The plot contains surprises, the mise-en-scène is full of vibrant visual detail, the characters are idiosyncratic, and the climax is as heartwarming as it is unexpected — Tinti’s novel seems premade for the screen (so long as the cinematic realization is in the hands of a director who can somehow channel Hitchcock, Michael Curtiz, and Ingmar Bergman). It has, naturally, already been optioned.
The screenwriter will need preternatural talent, too, in order to convey the sort of breathtakingly compressed thematic summaries Tinti is wise enough to drop ever so sparingly into the action.
Their hearts were all cycling through the same madness — the discovery, the bliss, the loss, the despair — like planets taking turns in orbit around the sun. Each containing their own unique gravity. Their own force of attraction. Drawing near and holding fast to whatever entered their own atmosphere.
Loo grows into her own maturity as her father reckons with his. With elaborate authorial intention the image of the heart, oversized or beating or stopping with a bang, recurs to a simple but powerful end.

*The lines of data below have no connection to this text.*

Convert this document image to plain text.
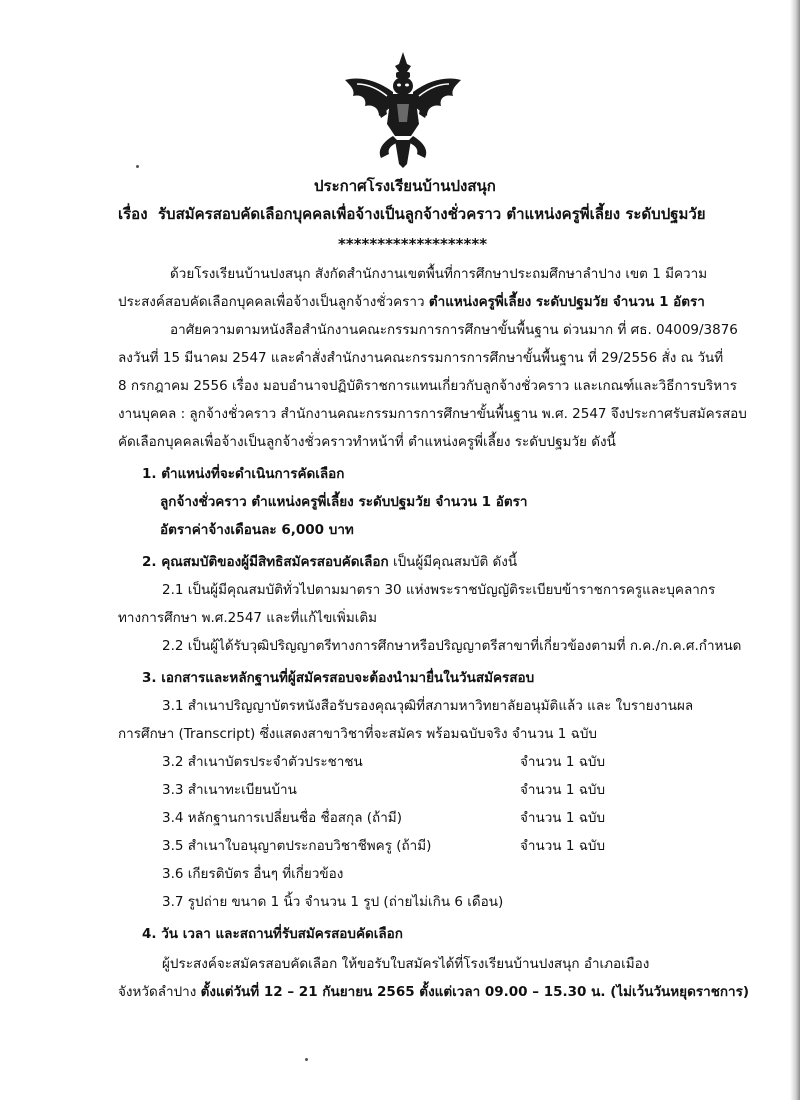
ประกาศโรงเรียนบ้านปงสนุก
เรื่อง รับสมัครสอบคัดเลือกบุคคลเพื่อจ้างเป็นลูกจ้างชั่วคราว ตำแหน่งครูพี่เลี้ยง ระดับปฐมวัย
*******************
ด้วยโรงเรียนบ้านปงสนุก สังกัดสำนักงานเขตพื้นที่การศึกษาประถมศึกษาลำปาง เขต 1 มีความ
ประสงค์สอบคัดเลือกบุคคลเพื่อจ้างเป็นลูกจ้างชั่วคราว ตำแหน่งครูพี่เลี้ยง ระดับปฐมวัย จำนวน 1 อัตรา
อาศัยความตามหนังสือสำนักงานคณะกรรมการการศึกษาขั้นพื้นฐาน ด่วนมาก ที่ ศธ. 04009/3876
ลงวันที่ 15 มีนาคม 2547 และคำสั่งสำนักงานคณะกรรมการการศึกษาขั้นพื้นฐาน ที่ 29/2556 สั่ง ณ วันที่
8 กรกฎาคม 2556 เรื่อง มอบอำนาจปฏิบัติราชการแทนเกี่ยวกับลูกจ้างชั่วคราว และเกณฑ์และวิธีการบริหาร
งานบุคคล : ลูกจ้างชั่วคราว สำนักงานคณะกรรมการการศึกษาขั้นพื้นฐาน พ.ศ. 2547 จึงประกาศรับสมัครสอบ
คัดเลือกบุคคลเพื่อจ้างเป็นลูกจ้างชั่วคราวทำหน้าที่ ตำแหน่งครูพี่เลี้ยง ระดับปฐมวัย ดังนี้
1. ตำแหน่งที่จะดำเนินการคัดเลือก
ลูกจ้างชั่วคราว ตำแหน่งครูพี่เลี้ยง ระดับปฐมวัย จำนวน 1 อัตรา
อัตราค่าจ้างเดือนละ 6,000 บาท
2. คุณสมบัติของผู้มีสิทธิสมัครสอบคัดเลือก เป็นผู้มีคุณสมบัติ ดังนี้
2.1 เป็นผู้มีคุณสมบัติทั่วไปตามมาตรา 30 แห่งพระราชบัญญัติระเบียบข้าราชการครูและบุคลากร
ทางการศึกษา พ.ศ.2547 และที่แก้ไขเพิ่มเติม
2.2 เป็นผู้ได้รับวุฒิปริญญาตรีทางการศึกษาหรือปริญญาตรีสาขาที่เกี่ยวข้องตามที่ ก.ค./ก.ค.ศ.กำหนด
3. เอกสารและหลักฐานที่ผู้สมัครสอบจะต้องนำมายื่นในวันสมัครสอบ
3.1 สำเนาปริญญาบัตรหนังสือรับรองคุณวุฒิที่สภามหาวิทยาลัยอนุมัติแล้ว และ ใบรายงานผล
การศึกษา (Transcript) ซึ่งแสดงสาขาวิชาที่จะสมัคร พร้อมฉบับจริง จำนวน 1 ฉบับ
3.2 สำเนาบัตรประจำตัวประชาชน	จำนวน 1 ฉบับ
3.3 สำเนาทะเบียนบ้าน	จำนวน 1 ฉบับ
3.4 หลักฐานการเปลี่ยนชื่อ ชื่อสกุล (ถ้ามี)	จำนวน 1 ฉบับ
3.5 สำเนาใบอนุญาตประกอบวิชาชีพครู (ถ้ามี)	จำนวน 1 ฉบับ
3.6 เกียรติบัตร อื่นๆ ที่เกี่ยวข้อง
3.7 รูปถ่าย ขนาด 1 นิ้ว จำนวน 1 รูป (ถ่ายไม่เกิน 6 เดือน)
4. วัน เวลา และสถานที่รับสมัครสอบคัดเลือก
ผู้ประสงค์จะสมัครสอบคัดเลือก ให้ขอรับใบสมัครได้ที่โรงเรียนบ้านปงสนุก อำเภอเมือง
จังหวัดลำปาง ตั้งแต่วันที่ 12 – 21 กันยายน 2565 ตั้งแต่เวลา 09.00 – 15.30 น. (ไม่เว้นวันหยุดราชการ)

Reaching the end of a novel this meticulously constructed is like standing in the stairwell of a multistory building and looking down the vertiginous drop at the many geometric coils of the stair you climbed to get here. The years Tinti spent working on this novel are reflected in it in both good and bad ways, just as its characters are a seamless mix of morally questionable and hearteningly kind. Every writer is of course the god of her own work, rearranging the landscape of creation and animating all who wander in it. This one is very much like an invaluable pocket watch it describes, timepieces being one of almost too many musically repeated figures, whose worth is dependent on the number of “complications” it contains. (That’s a term both technical and symbolic.) The Twelve Lives of Samuel Hawley displays such a high degree of polish any trace of the maker’s hand is removed. Every sentence perfect, every circumstance layered with meaning, effect, intrigue, and forward motion. Can a writer be too good? That’s the one question posed by her novel the omnipotent author never foretold.